Eventually, the guys were released, and there was a lot of joy around him, and he became this larger-than-life character. People just put people on a pedestal. And he was like, “I don’t want to be on a pedestal. I think anyone could have done this. It could have been a nice old lady. It could have been a 12-year-old boy. It could have been anyone. I don’t want my identity to be known and made bigger than it was.”
Then there was this [off-duty] The nurse who took care of him brought him water and helped him continue doing all these movements and exercises so that he would not go into shock. When I met her, she said: “I’m a nurse, I’m a public figure, and I want to be able to do this kind of thing again. I think if people knew my face, that might make it more difficult.”
So it was very clear that I wanted to capture their testimonies in the film, show their personalities and give a sense of their defiance and hurt, as well as humour.

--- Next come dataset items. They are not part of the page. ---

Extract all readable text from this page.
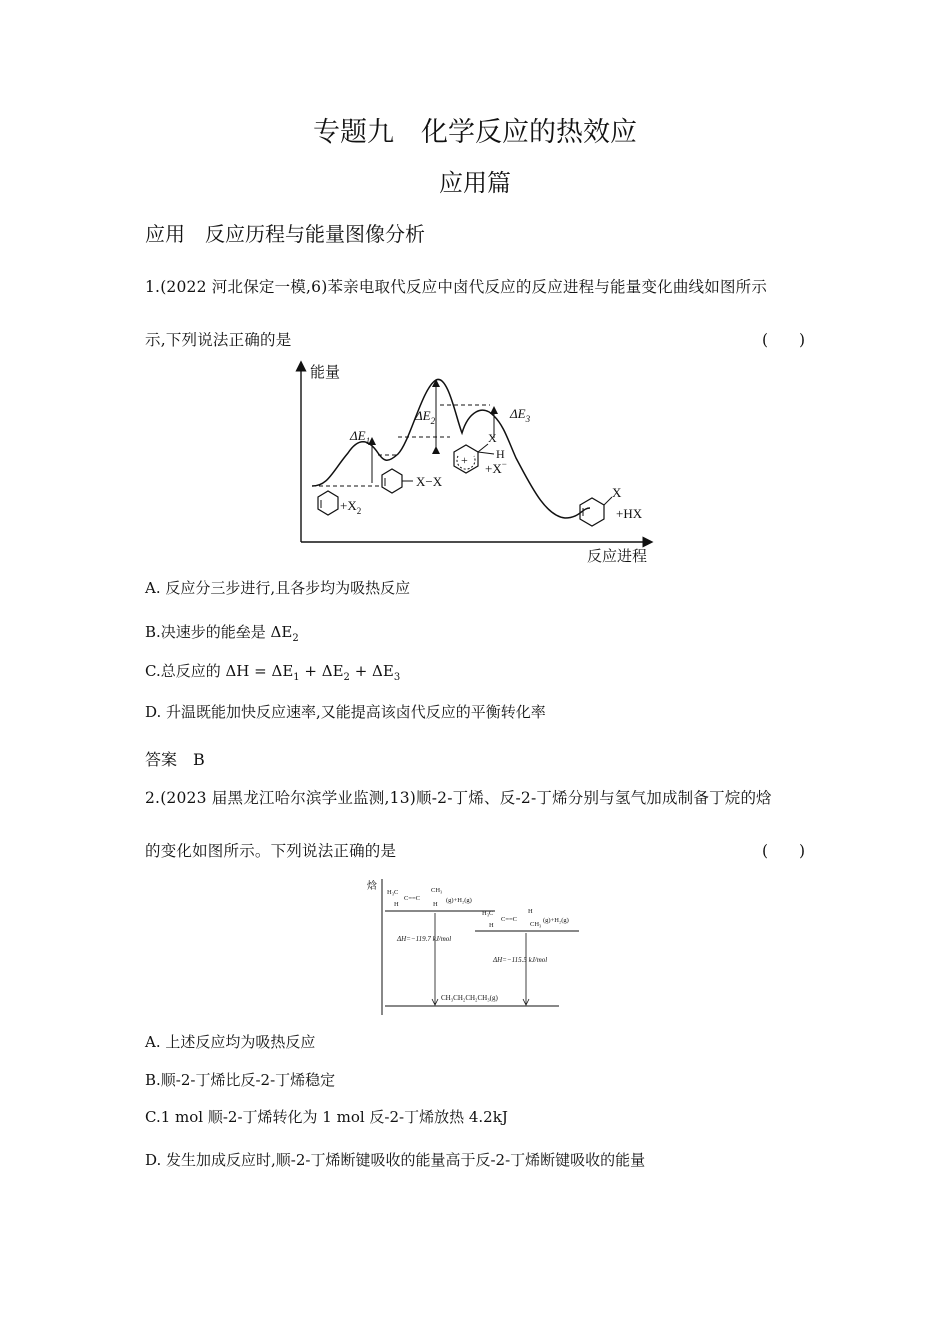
专题九　化学反应的热效应
应用篇
应用　反应历程与能量图像分析
1.(2022 河北保定一模,6)苯亲电取代反应中卤代反应的反应进程与能量变化曲线如图所示
示,下列说法正确的是	(　　)
能量
反应进程
$\Delta E_1$
$\Delta E_2$	$\Delta E_3$
$+X_2$
X−X
+
X
H
+X−
X
+HX
A. 反应分三步进行,且各步均为吸热反应
B.决速步的能垒是 $\Delta E_2$
C.总反应的 $\Delta H = \Delta E_1 + \Delta E_2 + \Delta E_3$
D. 升温既能加快反应速率,又能提高该卤代反应的平衡转化率
答案　B
2.(2023 届黑龙江哈尔滨学业监测,13)顺-2-丁烯、反-2-丁烯分别与氢气加成制备丁烷的焓
的变化如图所示。下列说法正确的是	(　　)
焓
H₃C
H
C==C
CH₃
H
(g)+H₂(g)
H₃C
H
C==C
H
CH₃
(g)+H₂(g)
CH₃CH₂CH₂CH₃(g)
ΔH=−119.7 kJ/mol
ΔH=−115.5 kJ/mol
A. 上述反应均为吸热反应
B.顺-2-丁烯比反-2-丁烯稳定
C.1 mol 顺-2-丁烯转化为 1 mol 反-2-丁烯放热 4.2kJ
D. 发生加成反应时,顺-2-丁烯断键吸收的能量高于反-2-丁烯断键吸收的能量
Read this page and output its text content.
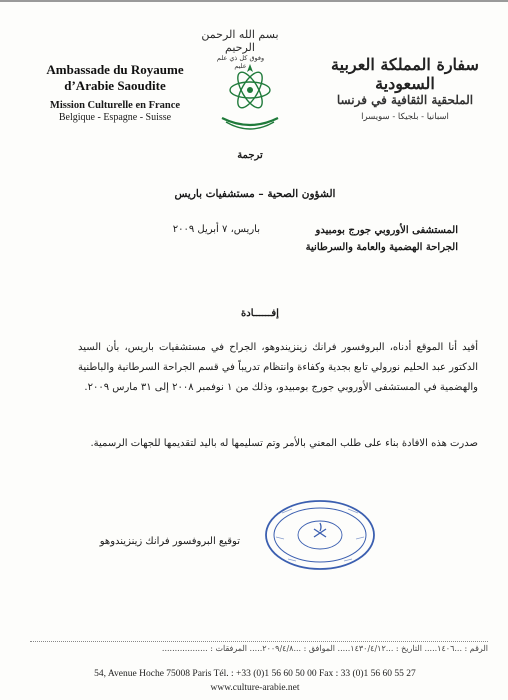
Ambassade du Royaume d’Arabie Saoudite
Mission Culturelle en France
Belgique - Espagne - Suisse
بسم الله الرحمن الرحيم
وفوق كل ذي علم عليم	سفارة المملكة العربية السعودية
الملحقية الثقافية في فرنسا
اسبانيا - بلجيكا - سويسرا
ترجمة
الشؤون الصحية – مستشفيات باريس
المستشفى الأوروبي جورج بومبيدو
الجراحة الهضمية والعامة والسرطانية
باريس، ٧ أبريل ٢٠٠٩
إفــــــادة
أفيد أنا الموقع أدناه، البروفسور فرانك زينزيندوهو، الجراح في مستشفيات باريس، بأن السيد الدكتور عبد الحليم نورولي تابع بجدية وكفاءة وانتظام تدريباً في قسم الجراحة السرطانية والباطنية والهضمية في المستشفى الأوروبي جورج بومبيدو، وذلك من ١ نوفمبر ٢٠٠٨ إلى ٣١ مارس ٢٠٠٩.
صدرت هذه الافادة بناء على طلب المعني بالأمر وتم تسليمها له باليد لتقديمها للجهات الرسمية.
توقيع البروفسور فرانك زينزيندوهو
الرقم : ...١٤٠٦..... التاريخ : ...١٤٣٠/٤/١٢..... الموافق : ...٢٠٠٩/٤/٨..... المرفقات : ..................
54, Avenue Hoche 75008 Paris Tél. : +33 (0)1 56 60 50 00 Fax : 33 (0)1 56 60 55 27
www.culture-arabie.net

I had an existing relationship with Emma Thompson. She had seen my previous film, which was about Solidarity for Chile from Scotland, and she sent me a really lovely message about how much she appreciated it. So we’ve been in conversation ever since.
And one of the things I really loved about making this movie was the element of surprise that kept coming, and E.J People found ways to buy time, occupy space, and distract. So the presence of Emma Thompson was the WTF element that gives it the humor. This reflects the history of civil disobedience in Glasgow, which is full of people of color finding solutions to their problems.

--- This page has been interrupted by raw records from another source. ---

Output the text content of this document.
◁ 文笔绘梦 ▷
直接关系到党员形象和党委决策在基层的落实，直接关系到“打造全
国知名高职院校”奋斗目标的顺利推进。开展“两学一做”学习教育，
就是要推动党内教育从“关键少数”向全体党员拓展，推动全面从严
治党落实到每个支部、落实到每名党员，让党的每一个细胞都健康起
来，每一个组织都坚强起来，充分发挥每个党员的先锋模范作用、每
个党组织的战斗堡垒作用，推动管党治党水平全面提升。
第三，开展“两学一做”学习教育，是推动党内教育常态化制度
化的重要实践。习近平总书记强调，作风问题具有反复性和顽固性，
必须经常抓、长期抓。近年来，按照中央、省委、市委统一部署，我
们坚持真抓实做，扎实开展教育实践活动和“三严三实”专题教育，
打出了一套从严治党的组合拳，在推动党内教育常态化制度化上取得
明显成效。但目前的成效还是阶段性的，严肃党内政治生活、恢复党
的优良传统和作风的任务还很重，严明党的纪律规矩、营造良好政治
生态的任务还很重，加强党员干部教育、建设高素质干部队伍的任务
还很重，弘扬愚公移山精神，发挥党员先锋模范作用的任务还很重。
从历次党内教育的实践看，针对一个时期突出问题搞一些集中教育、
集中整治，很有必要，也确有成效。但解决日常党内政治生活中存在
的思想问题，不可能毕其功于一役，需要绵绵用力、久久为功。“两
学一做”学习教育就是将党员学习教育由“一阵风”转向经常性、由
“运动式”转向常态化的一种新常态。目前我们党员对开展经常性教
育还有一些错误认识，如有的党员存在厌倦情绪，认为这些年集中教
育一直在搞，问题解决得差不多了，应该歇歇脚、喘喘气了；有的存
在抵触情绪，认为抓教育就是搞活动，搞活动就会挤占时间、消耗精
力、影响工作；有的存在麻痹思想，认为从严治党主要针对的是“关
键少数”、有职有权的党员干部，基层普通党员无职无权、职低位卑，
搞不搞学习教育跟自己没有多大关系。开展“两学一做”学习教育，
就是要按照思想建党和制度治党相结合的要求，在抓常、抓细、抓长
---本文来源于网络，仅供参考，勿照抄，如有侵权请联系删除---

There is a certain level of intimacy sometimes at a protest between people who don’t know each other. So it was beautiful [express this sort of] An intimate moment between Emma and Kate, where it feels like that’s the only thing that matters in that moment. I think that’s something we would have missed. Kate lives in Glasgow and is from Glasgow, so was well aware of the protest as it was happening. Keira is also an actress in Glasgow. So it’s all very local.
Yes, I haven’t been to Glasgow in years, but the film felt deeply rooted there, while at the same time touching on universal and timely themes.
Yes. The film has been in production for four and a half years, and it will soon be five years since the protest. We felt that it might lose its resonance the further we moved away from it. But of course, unfortunately, we are fully aware that the topic of immigration will still come up again.
There was this feeling in the UK, in Scotland, that policing was sometimes overdone in a way that maybe we’re not used to, but that’s clearly nothing compared to what Americans have to put up with with Immigration and Customs Enforcement and the proliferation of weapons.
I think that in the era we live in, everyone assumes that a movie has a sad ending. But the people in Glasgow didn’t know there would be a happy ending, and they showed up anyway.
What feedback have you received from Glaswegians about the film?
One man told me, “I was at the protest, and I loved the movie. And I realize there’s a lot of the day that I missed, even though I was at the end of the street. I got to know a lot of people.” So I thought some people are able to see themselves. It’s a bit like “Where’s Waldo?”
Do you know what movie you will work on next?
There is another protest action, based in Scotland, that I look at through the lens of imagination.